I centri di ricerca, durante la Seconda guerra mondiale e negli anni immediatamente successivi ad essa, hanno creato uno spazio tra le discipline, una terra di nessuno nella quale, come disse Norbert Wiener, è stato possibile costruire l’innovazione. La nostra impressione è che i problemi etici, sociali, filosofici ed epistemologici siano stati tematizzati fin dalla nascita dell’informatica e siano stati presenti anche nel successivo passaggio innovativo: quando il computer fu rappresentato come uno strumento di comunicazione. Questa prospettiva comunicativa, che non esiteremmo a considerare rivoluzionaria, è stata alla base del concetto di interfaccia uomo-macchina e anche dell’idea di una rete di interconnessione tra tutte le macchine. A essa hanno contribuito personaggi come Vannevar Bush, J.C.R. Licklider, Robert Taylor, Douglas Engelbart, Ted Nelson, Donald Norman e altri. Costoro, o provenivano da una formazione di base in discipline umanistico-sociali, come Licklider, Taylor, Norman e Nelson, oppure avevano una profonda sensibilità che li spingeva a essere visionari nei confronti del futuro rapporto tra macchina e umanità. L’approccio umanistico ha quindi avuto un ruolo centrale nella storia dell’informatica. (T. Numerico / D. Fiormonte / F. Tomasi, L’umanista digitale, cit., p.9)

Come osservava Federico Meschini, è ovvio che tutti noi abbiamo collaborato e collaboreremo sempre di più con informatici e ingegneri, ma non è questo il punto. Il punto è capire chi siamo e che cosa vogliamo noi, che in questa fase di transizione siamo immersi e che nella migliore delle ipotesi abitiamo quella “terra di nessuno” di cui parlava Norbert Wiener.

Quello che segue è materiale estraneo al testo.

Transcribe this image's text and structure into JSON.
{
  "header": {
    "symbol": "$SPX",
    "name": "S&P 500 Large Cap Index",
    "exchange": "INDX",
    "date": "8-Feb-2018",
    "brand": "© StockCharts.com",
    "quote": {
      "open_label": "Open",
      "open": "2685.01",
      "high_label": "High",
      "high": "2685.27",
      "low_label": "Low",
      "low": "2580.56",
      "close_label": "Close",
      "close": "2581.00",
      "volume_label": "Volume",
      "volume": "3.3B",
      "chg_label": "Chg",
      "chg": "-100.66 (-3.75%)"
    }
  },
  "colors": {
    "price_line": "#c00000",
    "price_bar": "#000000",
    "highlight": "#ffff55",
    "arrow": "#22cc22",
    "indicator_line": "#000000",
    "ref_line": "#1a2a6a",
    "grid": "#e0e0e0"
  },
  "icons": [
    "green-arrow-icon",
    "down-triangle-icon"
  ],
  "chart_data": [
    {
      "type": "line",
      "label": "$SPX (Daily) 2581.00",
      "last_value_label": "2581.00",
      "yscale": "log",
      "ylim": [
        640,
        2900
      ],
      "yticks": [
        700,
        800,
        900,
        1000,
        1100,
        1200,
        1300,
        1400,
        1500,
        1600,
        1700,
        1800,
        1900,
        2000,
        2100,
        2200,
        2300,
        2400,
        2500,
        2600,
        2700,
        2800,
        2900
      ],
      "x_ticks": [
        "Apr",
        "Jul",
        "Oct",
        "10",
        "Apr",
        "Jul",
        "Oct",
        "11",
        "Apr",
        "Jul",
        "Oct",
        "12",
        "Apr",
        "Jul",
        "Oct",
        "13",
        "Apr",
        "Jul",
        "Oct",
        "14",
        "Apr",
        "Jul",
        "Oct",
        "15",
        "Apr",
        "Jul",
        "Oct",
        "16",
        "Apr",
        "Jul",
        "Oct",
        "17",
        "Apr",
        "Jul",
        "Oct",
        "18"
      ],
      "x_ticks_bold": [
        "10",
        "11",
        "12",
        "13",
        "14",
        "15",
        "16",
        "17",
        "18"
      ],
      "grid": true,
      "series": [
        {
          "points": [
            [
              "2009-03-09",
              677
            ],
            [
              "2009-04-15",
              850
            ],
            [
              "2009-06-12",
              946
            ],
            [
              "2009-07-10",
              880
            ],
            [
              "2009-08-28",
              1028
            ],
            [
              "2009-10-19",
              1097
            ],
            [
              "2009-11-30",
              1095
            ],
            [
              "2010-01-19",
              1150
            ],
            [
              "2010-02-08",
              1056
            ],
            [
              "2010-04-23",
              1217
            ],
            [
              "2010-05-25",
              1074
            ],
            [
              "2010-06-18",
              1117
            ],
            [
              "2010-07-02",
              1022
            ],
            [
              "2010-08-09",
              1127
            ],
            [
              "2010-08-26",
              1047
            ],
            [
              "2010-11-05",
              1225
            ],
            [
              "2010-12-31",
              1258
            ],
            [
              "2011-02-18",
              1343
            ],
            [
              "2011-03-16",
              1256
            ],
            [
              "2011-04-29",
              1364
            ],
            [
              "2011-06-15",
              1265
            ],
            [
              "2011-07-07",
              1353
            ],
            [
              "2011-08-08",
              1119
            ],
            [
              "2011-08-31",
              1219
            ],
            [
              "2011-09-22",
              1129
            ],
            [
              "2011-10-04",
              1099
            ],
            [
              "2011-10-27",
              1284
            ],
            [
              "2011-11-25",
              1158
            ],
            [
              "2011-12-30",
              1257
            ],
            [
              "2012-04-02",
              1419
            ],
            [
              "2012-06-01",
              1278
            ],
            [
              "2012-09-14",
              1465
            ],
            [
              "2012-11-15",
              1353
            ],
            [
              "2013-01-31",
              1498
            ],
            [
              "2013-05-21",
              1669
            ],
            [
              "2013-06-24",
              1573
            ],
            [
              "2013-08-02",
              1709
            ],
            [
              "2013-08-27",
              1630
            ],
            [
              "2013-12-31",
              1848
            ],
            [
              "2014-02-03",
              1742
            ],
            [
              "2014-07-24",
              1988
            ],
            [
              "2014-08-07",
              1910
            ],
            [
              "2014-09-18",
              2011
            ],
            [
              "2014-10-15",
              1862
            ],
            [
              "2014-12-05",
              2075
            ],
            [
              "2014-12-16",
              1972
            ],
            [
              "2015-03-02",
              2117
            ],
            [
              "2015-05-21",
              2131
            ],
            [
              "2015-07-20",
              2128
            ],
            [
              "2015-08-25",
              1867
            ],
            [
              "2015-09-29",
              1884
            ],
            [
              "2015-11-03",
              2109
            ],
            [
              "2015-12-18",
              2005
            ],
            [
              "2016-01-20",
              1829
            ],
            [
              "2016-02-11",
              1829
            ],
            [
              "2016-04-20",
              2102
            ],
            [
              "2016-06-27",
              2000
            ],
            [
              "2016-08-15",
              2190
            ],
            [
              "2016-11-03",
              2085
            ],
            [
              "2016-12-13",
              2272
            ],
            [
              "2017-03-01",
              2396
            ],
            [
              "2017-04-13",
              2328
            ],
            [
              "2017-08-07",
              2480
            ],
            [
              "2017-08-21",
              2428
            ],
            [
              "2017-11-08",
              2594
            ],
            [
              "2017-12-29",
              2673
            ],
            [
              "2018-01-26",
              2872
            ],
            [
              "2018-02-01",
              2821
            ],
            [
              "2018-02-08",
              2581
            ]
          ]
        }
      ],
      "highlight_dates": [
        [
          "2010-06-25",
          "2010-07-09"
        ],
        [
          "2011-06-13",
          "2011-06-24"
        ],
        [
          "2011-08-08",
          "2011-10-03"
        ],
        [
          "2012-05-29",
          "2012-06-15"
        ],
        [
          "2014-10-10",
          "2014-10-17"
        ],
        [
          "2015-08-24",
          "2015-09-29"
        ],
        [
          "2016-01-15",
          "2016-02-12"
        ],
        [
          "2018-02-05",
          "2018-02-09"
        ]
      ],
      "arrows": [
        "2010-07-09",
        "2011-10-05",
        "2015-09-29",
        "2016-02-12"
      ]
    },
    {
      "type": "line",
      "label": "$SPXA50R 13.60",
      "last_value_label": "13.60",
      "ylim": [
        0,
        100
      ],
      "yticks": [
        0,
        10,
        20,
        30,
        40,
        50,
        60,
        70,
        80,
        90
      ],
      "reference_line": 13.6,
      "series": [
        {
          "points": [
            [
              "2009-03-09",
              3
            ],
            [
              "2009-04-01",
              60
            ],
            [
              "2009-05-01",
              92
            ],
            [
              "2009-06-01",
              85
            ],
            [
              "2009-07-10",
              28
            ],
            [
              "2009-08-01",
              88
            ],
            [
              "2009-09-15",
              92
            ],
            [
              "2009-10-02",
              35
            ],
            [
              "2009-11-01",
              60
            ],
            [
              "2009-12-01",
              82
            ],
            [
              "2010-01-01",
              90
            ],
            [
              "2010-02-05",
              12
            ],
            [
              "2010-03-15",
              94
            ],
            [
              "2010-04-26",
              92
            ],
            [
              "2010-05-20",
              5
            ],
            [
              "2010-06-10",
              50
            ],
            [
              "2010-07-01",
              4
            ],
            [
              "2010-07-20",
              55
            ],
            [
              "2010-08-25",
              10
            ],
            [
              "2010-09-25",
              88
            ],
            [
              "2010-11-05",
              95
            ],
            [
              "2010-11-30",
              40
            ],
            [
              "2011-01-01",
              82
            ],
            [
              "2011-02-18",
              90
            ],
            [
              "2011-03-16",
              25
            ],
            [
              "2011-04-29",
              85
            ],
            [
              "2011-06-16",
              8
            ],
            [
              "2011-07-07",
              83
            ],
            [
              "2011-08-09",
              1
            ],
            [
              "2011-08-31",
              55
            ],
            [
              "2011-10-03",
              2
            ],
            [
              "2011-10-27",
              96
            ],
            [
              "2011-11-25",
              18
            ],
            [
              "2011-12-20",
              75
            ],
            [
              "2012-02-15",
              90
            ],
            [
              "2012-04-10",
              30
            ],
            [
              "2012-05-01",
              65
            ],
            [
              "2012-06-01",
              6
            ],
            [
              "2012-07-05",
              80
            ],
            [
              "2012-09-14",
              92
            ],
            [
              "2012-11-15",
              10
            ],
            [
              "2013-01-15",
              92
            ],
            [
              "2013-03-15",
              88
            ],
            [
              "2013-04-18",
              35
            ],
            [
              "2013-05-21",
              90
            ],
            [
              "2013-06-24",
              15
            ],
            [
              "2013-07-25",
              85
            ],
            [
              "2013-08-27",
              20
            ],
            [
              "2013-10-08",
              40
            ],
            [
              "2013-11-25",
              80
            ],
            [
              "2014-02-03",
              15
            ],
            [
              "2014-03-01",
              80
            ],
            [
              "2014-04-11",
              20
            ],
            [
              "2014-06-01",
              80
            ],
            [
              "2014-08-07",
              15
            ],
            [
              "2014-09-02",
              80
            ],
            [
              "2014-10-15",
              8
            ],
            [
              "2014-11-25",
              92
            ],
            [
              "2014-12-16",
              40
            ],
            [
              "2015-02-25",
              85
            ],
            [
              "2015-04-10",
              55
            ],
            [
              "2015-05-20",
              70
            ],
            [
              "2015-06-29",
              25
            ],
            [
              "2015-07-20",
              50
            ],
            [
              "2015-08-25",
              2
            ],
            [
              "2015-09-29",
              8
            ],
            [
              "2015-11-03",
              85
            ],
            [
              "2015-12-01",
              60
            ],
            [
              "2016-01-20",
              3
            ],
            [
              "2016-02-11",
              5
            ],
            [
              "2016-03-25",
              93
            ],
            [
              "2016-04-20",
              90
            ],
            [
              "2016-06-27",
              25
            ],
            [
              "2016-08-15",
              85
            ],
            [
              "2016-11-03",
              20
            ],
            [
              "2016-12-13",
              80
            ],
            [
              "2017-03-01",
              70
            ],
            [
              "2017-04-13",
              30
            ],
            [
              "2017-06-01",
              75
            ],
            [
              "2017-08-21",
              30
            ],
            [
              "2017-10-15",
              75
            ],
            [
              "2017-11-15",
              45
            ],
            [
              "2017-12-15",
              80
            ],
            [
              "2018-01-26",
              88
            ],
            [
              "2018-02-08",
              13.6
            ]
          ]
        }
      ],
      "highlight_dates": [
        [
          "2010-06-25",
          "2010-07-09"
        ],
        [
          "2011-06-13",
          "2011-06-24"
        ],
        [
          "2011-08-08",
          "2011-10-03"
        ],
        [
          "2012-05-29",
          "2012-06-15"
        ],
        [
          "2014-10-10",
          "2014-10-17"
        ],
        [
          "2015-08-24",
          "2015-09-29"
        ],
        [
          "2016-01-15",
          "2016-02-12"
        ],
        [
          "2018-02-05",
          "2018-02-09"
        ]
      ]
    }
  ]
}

Io credo che se l’associazione nascerà con e dalla consapevolezza e – permettetemi – l’orgoglio del ruolo fondativo della cultura umanistica nella nascita e nello sviluppo del concetto di informatica, allora avrà un senso; ma se invece sarà un contenitore e vetrina di un particolare gruppo di discipline in cerca di legittimità o peggio uno territorio da colonizzare da parte di discipline (o altri poteri) “forti”, allora non andremo da nessuna parte. Non è infatti questa l’informatica umanistica che molti fra noi hanno contribuito a sviluppare. Ma soprattutto non è questa l’informatica umanistica che si sta diffondendo nel mondo, come testimonia la conferenza DH, dove a ogni nuova edizione si allarga il ventaglio delle discipline e della reciproca contaminazione, emergendo chiaramente l’impossibilità (e direi l’inutilità) di disegnare confini netti e presunte egemonie. Anzi dove è proprio obiettivo epistemologico primario dimostrare che questo tipo di ricerche, seppure partendo spesso da premesse metodologiche comuni, prosperano nelle fluide e poco canoniche dimensioni di confine.

0 replies on “Associazione sì, ma con anima”

  1. Grazie Maurizio… Ho ricevuto altre due risposte private, per altro molto interessanti, ma non so perché i colleghi non vogliono usare questo strumento di discussione. Ne approfitto per ricordare che chiunque voglia può inviare un post che verrà pubblicato in modo autonomo e non come commento.